Опыт, обозначаемый словом «удовольствие» (или приблизительными синонимами: «наслаждение», «удовлетворение», «развлечение», «забава» и др.), заслуживает теоретизации и даже требует ее, однако и сопротивляется ей более чем успешно. Иеремия Бентам считал удовольствие одним из двух, наряду со страданием, сил, которые властно организуют человеческую жизнь, но непостижимы в своем происхождении: источником удовольствия, в частности, может быть и детская игра «в булавки», и шедевр поэзии. Как физиологическое переживание удовольствие предельно демократично — любой человек в нем един с любым живым существом вообще. Но как культурная категория оно же — предмет тщательной «калибровки», упорядочения, конвенций и иерархий. Платон предлагал различать удовольствия ложные и истинные, то есть соотносимые только с телесными реакциями и — с созерцанием, мудростью, истиной. Так же и в кантовской эстетике приятно-сладостному раздражению чувств противопоставлялось удовольствие «чистое», имеющее источником рациональный и универсальный вкус. Соответственно «разрядам» удовольствия оценивались субъекты: лучше быть неудовлетворенным Сократом, считал Дж.С. Милль, чем удовлетворенным глупцом. Программы воспитания чувств — а их было много в истории — основывались неизменно на той или иной дисциплине, ранжире. Чувственность, свободная от этико-социального контроля, ассоциировалась с риском личностной деградации или даже физического саморазрушения (ср. популярную с 1950-х гг. страшилку о подопытных крысах, которые, «научившись» благодаря вживленным в мозг электродам стимулировать зоны удовольствия, готовы делать это в ущерб сну, еде и заботе о собственном потомстве). Но спонтанность чувственно-эмоционального опыта также осознавалась как ценность, притом важная, и нечувствительность к удовольствию в этой, иной логике представала как синоним самоотчуждения.
Удовольствие может быть как внутренней мотивацией, неотделимой от суверенности индивидуального выбора, так и знаком беспомощной конформности, зависимости, подверженности инстинкту или привычке. Получается, что в усилии теоретизировать удовольствие — состояние всегда желанное, но подчас небезопасное — человек, по сути, сталкивается с загадкой самого себя, своей свободы и несвободы в их парадоксальной взаимообратимости.
Усиленная рефлексия над феноменом удовольствия — примета становящейся «современности». Под самый конец XVIII столетия, в предисловии к «Лирическим балладам» поэт Уильям Вордсворт определил его как «величайший сущностный принцип» (the great elementary principle) бытия, взаимосвязанный с чувством человеческого достоинства, способностью к воображению и творческой способностью. Такую трактовку, как никогда ранее широкую, и специфическую озабоченность удовольствием от романтиков потом наследуют модернисты и постмодернисты. О некоторых аспектах этой линии наследования размышляет в книге «Проблематичность удовольствия: Тревожные комплексы модернизма» Лора Фрост.

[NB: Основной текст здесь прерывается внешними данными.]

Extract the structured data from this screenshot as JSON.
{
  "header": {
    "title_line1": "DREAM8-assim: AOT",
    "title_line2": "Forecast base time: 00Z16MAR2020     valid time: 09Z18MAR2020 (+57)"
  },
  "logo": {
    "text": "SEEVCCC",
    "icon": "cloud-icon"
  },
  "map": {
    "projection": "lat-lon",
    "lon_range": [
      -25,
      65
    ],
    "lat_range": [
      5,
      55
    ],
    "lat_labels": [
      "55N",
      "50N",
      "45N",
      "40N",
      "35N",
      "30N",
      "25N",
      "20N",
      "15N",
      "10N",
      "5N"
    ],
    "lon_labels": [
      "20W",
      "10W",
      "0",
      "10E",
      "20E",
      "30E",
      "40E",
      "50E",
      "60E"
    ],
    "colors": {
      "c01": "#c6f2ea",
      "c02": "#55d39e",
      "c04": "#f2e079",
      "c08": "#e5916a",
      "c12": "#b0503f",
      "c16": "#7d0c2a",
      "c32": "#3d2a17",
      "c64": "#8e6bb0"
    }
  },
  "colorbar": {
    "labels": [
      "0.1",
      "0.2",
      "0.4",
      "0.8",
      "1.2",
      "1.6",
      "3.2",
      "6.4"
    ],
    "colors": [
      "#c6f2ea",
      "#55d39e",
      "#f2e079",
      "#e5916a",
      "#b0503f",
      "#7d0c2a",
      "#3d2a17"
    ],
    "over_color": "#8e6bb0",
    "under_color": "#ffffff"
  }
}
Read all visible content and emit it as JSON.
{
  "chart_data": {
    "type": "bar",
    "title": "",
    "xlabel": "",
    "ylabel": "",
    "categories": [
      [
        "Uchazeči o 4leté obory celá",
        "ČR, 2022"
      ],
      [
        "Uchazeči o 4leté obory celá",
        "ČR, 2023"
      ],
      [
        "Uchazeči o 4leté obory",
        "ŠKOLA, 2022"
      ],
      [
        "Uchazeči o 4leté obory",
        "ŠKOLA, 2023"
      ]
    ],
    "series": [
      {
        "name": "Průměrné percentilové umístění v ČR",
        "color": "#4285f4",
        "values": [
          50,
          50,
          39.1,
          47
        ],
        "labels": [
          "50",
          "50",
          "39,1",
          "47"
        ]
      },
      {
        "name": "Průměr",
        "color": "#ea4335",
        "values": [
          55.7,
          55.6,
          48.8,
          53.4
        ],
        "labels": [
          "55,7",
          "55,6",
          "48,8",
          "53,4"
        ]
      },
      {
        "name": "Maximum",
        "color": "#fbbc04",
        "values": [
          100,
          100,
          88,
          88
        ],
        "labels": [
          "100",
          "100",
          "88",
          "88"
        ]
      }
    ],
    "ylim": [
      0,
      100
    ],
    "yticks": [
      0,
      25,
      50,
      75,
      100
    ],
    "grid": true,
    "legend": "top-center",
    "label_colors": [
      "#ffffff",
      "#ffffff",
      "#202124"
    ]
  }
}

Теоретизировать удовольствие так же трудно, отмечает исследовательница, как теоретизировать смешное: то и другое недолго убить анализом, поэтому нужен не прямой, а косвенный подступ. С учетом того, что удовольствие, «будучи индивидуальным телесным опытом, расположено одновременно в поле социальном и в поле текстовом» (с. 25), представляется продуктивным сосредоточиться на его коммуникативных формах. Литература как совокупность текстов, порождение и восприятие которых, по определению, связано с удовольствием, предлагает сама себя, можно сказать, как естественный «полигон». В книге Фрост речь идет об усилиях прозаиков-модернистов первой трети ХХ в. провести водораздел между искусством и неискусством и, соответственно, между удовольствием «индивидуализированным» и «массовым». В противовес общедоступным буржуазным утехам, слишком легко обращаемым в товар, писатели пытаются конструировать удовольствия более сложные, опосредованные умственным трудом, переживанием конфликтности, даже страдания. Так возникает парадоксальный культ удовольствия наизнанку — для его обозначения приходится кстати фрейдовский термин «Unlust». Вызывающая затрудненность художественного выражения (аллюзивность, фрагментарность, ироничность, иные виды косвенности) предполагает со стороны идеальной аудитории высокую сознательность, преднамеренность усилия понимания и отношения к тексту вообще. Джойс только наполовину шутил, когда утверждал, что требует от читателя пожизненной преданности чтению его произведений (с. 20), обещая за это — удовольствие особого рода, опасное и неприятное, не каждым и не сразу опознаваемое в силу своей оксюморонности.
Что же мы имеем в итоге? Рефлексия, торможение, даже откровенное отрицание привычных видов удовольствия оказываются способами производства и умножения его новых форм, которые явно противоположны формам общедоступно- массовым, а неявно зависимы от них. К этому парадоксу Фрост привлекает наше внимание снова и снова, в каждой из шести глав, из которых четыре посвящены признанным корифеям модернизма Дж. Джойсу, Г. Стайн, Д.Г. Лоуренсу и О. Хаксли, а две — менее известным авторам Патрику Гамильтону, Джин Рис и Аните Лус. Особенно любопытны по типу анализа первые две главы, где природа удовольствия исследуется (самими литераторами и по их следам — литературоведом) путем построения конкретной модели чувственного восприятия, взаимосвязанной с характером творческого письма и читательской рецепции. Примером такой работы с текстом может служить первая глава — «Джеймс Джойс и запах современности».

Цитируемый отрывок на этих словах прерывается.